Dikili veya Çandarlı denildiğinde İzmir’de yaşayan biri için akla ilk uzaklığı gelir. Denizi iyi midir, plajları güzel midir, koyları gezilmeye değere midir, daha sonra düşünülecek sorular oluyor.
Elbette çoğu zaman gidilecek bir yer bakılıyorsa, o ‘uzak’ kelimesinin hemen ardından başka yerlere bakılıyor. Dolayısıyla diğer sorulara sıra bile gelmiyor.
İzmir Büyükşehir Belediye Başkanı Tunç Soyer, güzel bir gelenek başlattı. Pandeminin yoğun olduğu ilk 3 aylık dönem dışında neredeyse her ay meclis toplantılarının birini uzak bir ilçede gerçekleştiriyor. Malum Agora ile başlayan bu gelenek, geçen yılki büyük orman yangını dolayısıyla Efemçukuru bölgesinde, daha sonra Bergama’da yapıldı bu meclisler… Bu ay da rota olarak Dikili-Çandarlı seçilmişti.
Tarihi Çandarlı Kalesinde muhteşem bir ambiyans içinde meclis toplantısı gerçekleşirken, meclis üyeleri ile birlikte biz basının da bazı şeyleri fark etmesi sağlandı.

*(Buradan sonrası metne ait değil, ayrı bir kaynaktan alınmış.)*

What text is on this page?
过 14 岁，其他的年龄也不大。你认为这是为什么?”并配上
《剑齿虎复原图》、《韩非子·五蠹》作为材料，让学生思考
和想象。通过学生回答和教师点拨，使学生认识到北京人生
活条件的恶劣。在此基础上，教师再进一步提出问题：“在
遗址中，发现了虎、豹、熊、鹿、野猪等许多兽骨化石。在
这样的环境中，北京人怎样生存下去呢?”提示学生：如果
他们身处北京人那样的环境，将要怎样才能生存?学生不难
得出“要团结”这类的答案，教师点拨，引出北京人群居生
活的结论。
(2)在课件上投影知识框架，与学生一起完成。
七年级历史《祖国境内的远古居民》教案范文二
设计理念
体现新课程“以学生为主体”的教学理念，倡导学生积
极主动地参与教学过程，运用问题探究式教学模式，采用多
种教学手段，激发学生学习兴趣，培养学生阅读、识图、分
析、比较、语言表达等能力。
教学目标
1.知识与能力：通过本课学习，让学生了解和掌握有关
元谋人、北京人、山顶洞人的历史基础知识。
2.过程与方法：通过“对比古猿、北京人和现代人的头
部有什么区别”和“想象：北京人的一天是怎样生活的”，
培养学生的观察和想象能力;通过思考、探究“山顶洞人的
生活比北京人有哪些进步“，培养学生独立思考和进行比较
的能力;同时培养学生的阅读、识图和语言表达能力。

Aslından oradan aktarılacak çok not var ama öncelikle Dikili Belediye Başkanı Adil Kırgöz’ün muhteşem Dikili Yöresine has zeybekle ortaya koyduğu performans büyük beğeni aldı. Ancak dikkat çeken tek şey oynadığı zeybek olmadı.
Adil Başkan, biz İzmirlilere Dikili ile Çandarlı’nın artık düşünüldüğü kadar İzmir’e uzak olmadığını hatırlattı. Evet Kuzey Ege Otoyolu ile birlikte Dikili ve turistik mahallesi Çandarlı İzmir’e sadece bir saat mesafede… Hatta bir saat bile sürmeyebilir.
Yani artık Çeşme kadar İzmir’e yakın…
Bu yakınlık doğal olarak iç turizmin rotasını Dikili’ye çevirecektir. Çünkü her şeyden evvel çok güzel koyları, plajları ve tarihi mirası ile Dikili ile Çandarlı, İzmirlilerin artık kanıksadıkları Çeşme ve Alaçatı’dan daha cazip gelecektir.
Kaldı ki yanlış turizm hareketleri ile insanları eğlendirmekten ve dinlendirmekten uzaklaşan klasik turizm merkezlerine karşın, Dikili ve Çandarlı; güneşi, kumu, gezip görülecek tarihi, kültürel ve doğal mirasın zenginliği ile birlikte inanılmaz bir dinginlik sunuyor.
Dikili’nin turizm kartellerince henüz işgal edilmemiş ve hala halka ait olan 12 kilometrelik kesintisiz plajını gördüğünüzde zaten ikna oluyorsunuz.
Bademli’nin koylarını siz de benim gibi ilk kez görecekseniz, bugüne kadar neden gitmediğinize hayıflanacaksınız. Meclis toplantısının yapıldığı Çandarlı Kalesi ise gerçekten bütün orijinalliği ile korunabilmiş bir tarihi önünüze koyuyor.
Kalenin içinde gezerken bir an zihniniz sizi yüzlerce yıl önceye götürüp, bir savaş sırasında o kale içinde kimin ne yaptığını, düşmana karşı nasıl bir savunma yapıldığını hayal ederken buluyorsunuz kendinizi…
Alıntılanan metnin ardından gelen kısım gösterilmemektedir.